Environmental Tobacco Smoke Report Forwarded to Department of Health Services
SACRAMENTO - The Air Resources Board (ARB) today accepted the "Health Effects of Exposure to Environmental Tobacco Smoke" (ETS or secondhand smoke) report, which was prepared by ARB and the Office of Environmental Health Hazard Assessment (OEHHA).
ARB Chairman John Dunlap said, "This action sets the tone for California's position on Environmental Tobacco Smoke."
Following today's action, the ETS report was forwarded to the California Department of Health Services (DHS) Tobacco Control Program for appropriate action under their mandate as the state's lead agency for addressing public health effects related to tobacco use.
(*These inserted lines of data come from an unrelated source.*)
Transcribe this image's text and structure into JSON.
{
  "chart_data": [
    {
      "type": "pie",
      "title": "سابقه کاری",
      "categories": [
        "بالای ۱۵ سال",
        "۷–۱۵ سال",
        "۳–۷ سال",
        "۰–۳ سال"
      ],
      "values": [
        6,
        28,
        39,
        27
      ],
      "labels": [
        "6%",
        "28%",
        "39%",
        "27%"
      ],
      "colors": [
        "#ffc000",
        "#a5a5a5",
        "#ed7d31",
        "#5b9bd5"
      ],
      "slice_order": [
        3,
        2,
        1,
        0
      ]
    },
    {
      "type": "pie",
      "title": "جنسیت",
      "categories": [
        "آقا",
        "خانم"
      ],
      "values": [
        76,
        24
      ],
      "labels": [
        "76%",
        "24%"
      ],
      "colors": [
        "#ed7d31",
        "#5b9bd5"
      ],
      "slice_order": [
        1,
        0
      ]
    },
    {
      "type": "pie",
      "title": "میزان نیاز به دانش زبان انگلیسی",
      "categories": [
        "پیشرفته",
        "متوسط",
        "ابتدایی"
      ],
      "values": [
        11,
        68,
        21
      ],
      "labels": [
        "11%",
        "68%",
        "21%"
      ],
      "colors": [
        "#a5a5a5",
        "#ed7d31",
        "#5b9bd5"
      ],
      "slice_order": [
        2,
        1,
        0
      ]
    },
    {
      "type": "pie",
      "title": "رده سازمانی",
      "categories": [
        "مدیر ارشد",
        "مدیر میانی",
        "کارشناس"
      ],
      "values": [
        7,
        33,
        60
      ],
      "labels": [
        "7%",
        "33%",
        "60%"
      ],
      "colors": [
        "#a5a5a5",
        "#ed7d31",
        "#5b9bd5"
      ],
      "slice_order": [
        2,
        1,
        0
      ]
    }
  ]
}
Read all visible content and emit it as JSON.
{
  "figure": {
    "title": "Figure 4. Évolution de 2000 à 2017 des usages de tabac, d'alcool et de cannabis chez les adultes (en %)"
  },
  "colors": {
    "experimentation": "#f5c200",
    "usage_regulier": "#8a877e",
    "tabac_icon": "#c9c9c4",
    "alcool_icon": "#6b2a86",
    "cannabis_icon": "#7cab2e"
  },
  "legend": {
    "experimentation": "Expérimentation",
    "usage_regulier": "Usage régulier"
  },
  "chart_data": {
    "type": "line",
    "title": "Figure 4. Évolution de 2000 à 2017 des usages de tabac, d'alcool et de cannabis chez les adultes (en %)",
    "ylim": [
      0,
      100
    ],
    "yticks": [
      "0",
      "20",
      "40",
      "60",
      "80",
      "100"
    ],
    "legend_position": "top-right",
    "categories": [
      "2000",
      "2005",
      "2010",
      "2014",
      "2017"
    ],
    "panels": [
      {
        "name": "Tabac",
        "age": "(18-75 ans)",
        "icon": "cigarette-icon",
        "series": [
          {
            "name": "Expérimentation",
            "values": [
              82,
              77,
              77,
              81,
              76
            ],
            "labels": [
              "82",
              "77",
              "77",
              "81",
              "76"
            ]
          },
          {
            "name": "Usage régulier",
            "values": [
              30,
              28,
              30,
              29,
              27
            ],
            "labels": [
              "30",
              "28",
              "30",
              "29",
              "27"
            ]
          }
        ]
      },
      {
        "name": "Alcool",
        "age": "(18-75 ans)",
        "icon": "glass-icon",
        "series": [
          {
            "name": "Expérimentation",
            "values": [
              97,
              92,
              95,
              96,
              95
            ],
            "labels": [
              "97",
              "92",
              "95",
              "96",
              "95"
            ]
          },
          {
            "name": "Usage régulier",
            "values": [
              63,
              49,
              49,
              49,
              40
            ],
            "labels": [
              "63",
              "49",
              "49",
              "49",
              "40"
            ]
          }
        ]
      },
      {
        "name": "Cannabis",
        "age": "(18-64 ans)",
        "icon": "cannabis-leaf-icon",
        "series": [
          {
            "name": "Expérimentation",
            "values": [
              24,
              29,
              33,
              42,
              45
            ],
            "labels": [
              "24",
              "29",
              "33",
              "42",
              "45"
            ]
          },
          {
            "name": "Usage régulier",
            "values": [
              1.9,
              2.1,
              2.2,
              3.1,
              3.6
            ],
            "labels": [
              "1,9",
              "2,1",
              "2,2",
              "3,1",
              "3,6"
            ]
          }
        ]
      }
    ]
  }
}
DHS is expected to include the report in future evaluation of potential management strategies of ETS. "While ARB has the authority to identify compounds as toxic air contaminants, it does not have the authority to regulate indoor air pollution," Dunlap added.
The report is the most comprehensive ever to identify the health effects of secondhand smoke and focuses on how Californians are exposed to secondhand smoke at home, at work and in public places. The report is the culmination of six years of work by OEHHA and the independent Scientific Review Panel (SRP) on Toxic Air Contaminants, and included seven draft reports, public comment periods and workshops. In addition, this report bolsters DHS' extensive media campaign to inform all Californians of the danger of smoking and secondhand smoke.
Secondhand smoke is a complex mixture formed from the escaping smoke of tobacco products and smoke exhaled by the user. Its characteristics change as it ages and combines with other compounds in ambient air. ETS has been found to be a critical source of exposure to toxic air contaminants indoors with some exposures also occurring outdoors. Significant findings include the correlation of indoor exposure to secondhand smoke and low birthweight and sudden infant death syndrome (SIDS), in addition to bronchitis, pneumonia, the induction and exacerbation of asthma and middle ear infections in children. In adults, ETS has been identified as a source of lung and nasal sinus cancer, eye and nasal irritation and spontaneous abortion, as well as aggravation of cystic fibrosis, decreased pulmonary function and cervical cancer.